Une fraude aux allocations d'une ampleur rare
Le mode opératoire était d'une simplicité déconcertante : le suspect a exploité la date et le lieu de naissance du joueur pour créer de faux dossiers, sans que la CAF n'exige de vérification biométrique ni de contrôle de pièce d'identité physique. C'est précisément ce vide dans les procédures de contrôle que l'avocat de la défense a mis en avant à l'audience.
Arrêté en se présentant lui-même au guichet
L'arrestation du suspect tient presque du paradoxe. C'est en mars 2026, en se rendant en personne au bureau de la CAF de Nice pour contester la suspension de son RSA, que les agents ont fait le lien avec les fraudes. Les services ont alors identifié les dossiers montés sous l'identité du footballeur et interpellé l'homme sur place.
Au procès, le ministère public a requis cinq ans de prison ferme, au titre de l'usurpation d'identité, de l'usage de faux documents et du montant exceptionnellement élevé du préjudice. Le délibéré a été mis en réserve pour le 24 avril 2026.
Alexandre Lacazette, qui n'est en rien impliqué dans cette affaire, en est la victime collatérale. Ce n'est pas la première mésaventure judiciaire dont il fait l'objet à son insu : en mai 2025, son domicile avait été cambriolé pour un préjudice estimé à 500 000 euros. D'autres footballeurs auraient également vu leur identité exploitée dans des montages similaires.
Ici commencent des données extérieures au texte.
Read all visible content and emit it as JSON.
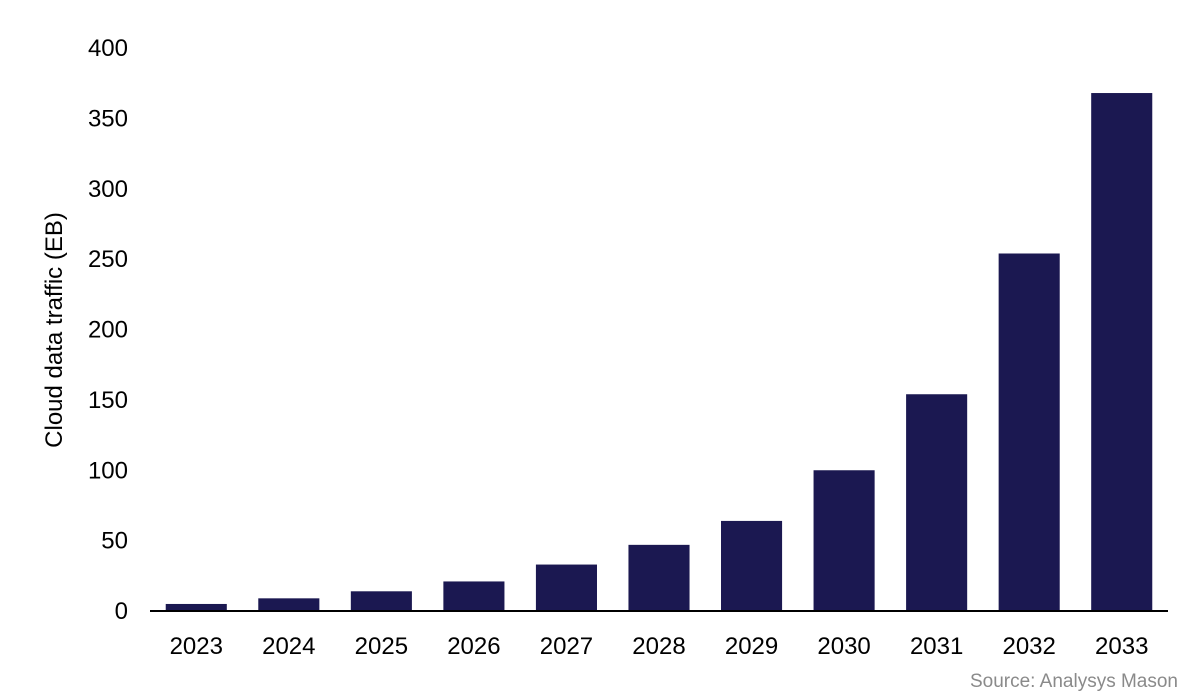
{
  "chart_data": {
    "type": "bar",
    "categories": [
      "2023",
      "2024",
      "2025",
      "2026",
      "2027",
      "2028",
      "2029",
      "2030",
      "2031",
      "2032",
      "2033"
    ],
    "values": [
      5,
      9,
      14,
      21,
      33,
      47,
      64,
      100,
      154,
      254,
      368
    ],
    "ylabel": "Cloud data traffic (EB)",
    "xlabel": "",
    "ylim": [
      0,
      400
    ],
    "yticks": [
      0,
      50,
      100,
      150,
      200,
      250,
      300,
      350,
      400
    ],
    "grid": false,
    "legend": "none",
    "bar_color": "#1b1851",
    "axis_color": "#000000"
  },
  "source": "Source: Analysys Mason"
}
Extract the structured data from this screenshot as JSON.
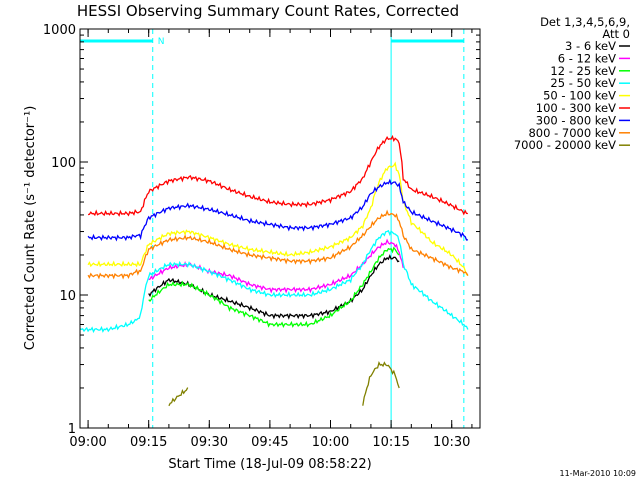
{
  "chart_data": {
    "type": "line",
    "title": "HESSI Observing Summary Count Rates, Corrected",
    "xlabel": "Start Time (18-Jul-09 08:58:22)",
    "ylabel": "Corrected Count Rate (s⁻¹ detector⁻¹)",
    "y_scale": "log",
    "ylim": [
      1,
      1000
    ],
    "xlim": [
      "08:58",
      "10:37"
    ],
    "x_ticks": [
      "09:00",
      "09:15",
      "09:30",
      "09:45",
      "10:00",
      "10:15",
      "10:30"
    ],
    "y_ticks": [
      "1",
      "10",
      "100",
      "1000"
    ],
    "legend": {
      "placement": "right",
      "header_line1": "Det 1,3,4,5,6,9,",
      "header_line2": "Att 0"
    },
    "annotations": [
      {
        "text": "N",
        "x": "09:17",
        "y": 1000
      }
    ],
    "markers": {
      "solid_vertical": [
        "08:58",
        "10:15"
      ],
      "dashed_vertical": [
        "09:16",
        "10:33"
      ],
      "top_bars": [
        [
          "08:58",
          "09:16"
        ],
        [
          "10:15",
          "10:33"
        ]
      ]
    },
    "x_sample_times": [
      "08:58",
      "09:00",
      "09:05",
      "09:10",
      "09:12",
      "09:13",
      "09:15",
      "09:20",
      "09:25",
      "09:30",
      "09:35",
      "09:40",
      "09:45",
      "09:50",
      "09:55",
      "10:00",
      "10:05",
      "10:08",
      "10:10",
      "10:12",
      "10:14",
      "10:16",
      "10:17",
      "10:18",
      "10:20",
      "10:25",
      "10:30",
      "10:33",
      "10:34"
    ],
    "series": [
      {
        "name": "3 - 6 keV",
        "color": "#000000",
        "values": [
          null,
          null,
          null,
          null,
          null,
          null,
          10,
          13,
          12,
          10,
          9,
          8,
          7,
          7,
          7,
          7.5,
          9,
          11,
          14,
          17,
          19,
          19,
          18,
          null,
          null,
          null,
          null,
          null,
          null
        ]
      },
      {
        "name": "6 - 12 keV",
        "color": "#ff00ff",
        "values": [
          null,
          null,
          null,
          null,
          null,
          null,
          13,
          16,
          17,
          15,
          14,
          12,
          11,
          11,
          11,
          12,
          14,
          17,
          20,
          23,
          25,
          24,
          21,
          16,
          null,
          null,
          null,
          null,
          null
        ]
      },
      {
        "name": "12 - 25 keV",
        "color": "#00ff00",
        "values": [
          null,
          null,
          null,
          null,
          null,
          null,
          9,
          12,
          12,
          10,
          8,
          7,
          6,
          6,
          6,
          7,
          9,
          12,
          15,
          19,
          22,
          22,
          20,
          null,
          null,
          null,
          null,
          null,
          null
        ]
      },
      {
        "name": "25 - 50 keV",
        "color": "#00ffff",
        "values": [
          5.5,
          5.5,
          5.5,
          6,
          6.5,
          7,
          14,
          17,
          17,
          15,
          13,
          11,
          10,
          10,
          10,
          11,
          13,
          17,
          22,
          27,
          30,
          29,
          26,
          17,
          12,
          9,
          7,
          6,
          5.5
        ]
      },
      {
        "name": "50 - 100 keV",
        "color": "#ffff00",
        "values": [
          null,
          17,
          17,
          17,
          17,
          17,
          24,
          29,
          30,
          27,
          24,
          22,
          21,
          20,
          21,
          23,
          27,
          33,
          45,
          70,
          90,
          95,
          80,
          50,
          35,
          25,
          20,
          16,
          14
        ]
      },
      {
        "name": "100 - 300 keV",
        "color": "#ff0000",
        "values": [
          null,
          41,
          41,
          41,
          42,
          42,
          60,
          72,
          77,
          72,
          62,
          55,
          50,
          48,
          48,
          52,
          60,
          75,
          100,
          130,
          150,
          150,
          140,
          75,
          62,
          55,
          47,
          42,
          41
        ]
      },
      {
        "name": "300 - 800 keV",
        "color": "#0000ff",
        "values": [
          null,
          27,
          27,
          27,
          28,
          28,
          38,
          45,
          47,
          44,
          40,
          36,
          34,
          32,
          32,
          34,
          38,
          46,
          58,
          65,
          70,
          70,
          66,
          50,
          42,
          36,
          31,
          28,
          26
        ]
      },
      {
        "name": "800 - 7000 keV",
        "color": "#ff8000",
        "values": [
          null,
          14,
          14,
          14,
          15,
          15,
          22,
          26,
          27,
          25,
          22,
          20,
          19,
          18,
          18,
          19,
          23,
          28,
          33,
          38,
          41,
          40,
          36,
          28,
          22,
          19,
          16,
          15,
          14
        ]
      },
      {
        "name": "7000 - 20000 keV",
        "color": "#808000",
        "values": [
          null,
          null,
          null,
          null,
          null,
          null,
          null,
          1.5,
          2,
          null,
          null,
          null,
          null,
          null,
          null,
          null,
          null,
          1.5,
          2.5,
          3,
          3,
          2.5,
          2,
          null,
          null,
          null,
          null,
          null,
          null
        ]
      }
    ]
  },
  "footer_text": "11-Mar-2010 10:09"
}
La fraude aux allocations, un phénomène massif
Cette affaire s'inscrit dans un contexte de lutte renforcée contre les fraudes aux prestations sociales. La CAF a détecté 29,2 millions d'euros d'arnaques en 2025 selon les chiffres disponibles, pour un total cumulé qui atteindrait un demi-milliard d'euros. Les usurpations d'identité constituent l'un des vecteurs les plus utilisés, profitant des failles numériques dans la constitution des dossiers.
Cette affaire rejoint d'autres escroqueries de grande ampleur qui alimentent régulièrement l'actualité judiciaire française. On se souvient par exemple du vol spectaculaire de 413 000 barres KitKat entre l'Italie et la Pologne, une autre affaire emblématique de fraude à très grande échelle. Les magistrats devront trancher le 24 avril si la peine requise de cinq ans ferme est prononcée, un signal fort adressé aux candidats à la fraude aux aides sociales. En attendant, la CAF est sous pression pour renforcer ses dispositifs de vérification d'identité, afin d'éviter que de tels détournements ne se reproduisent aussi facilement.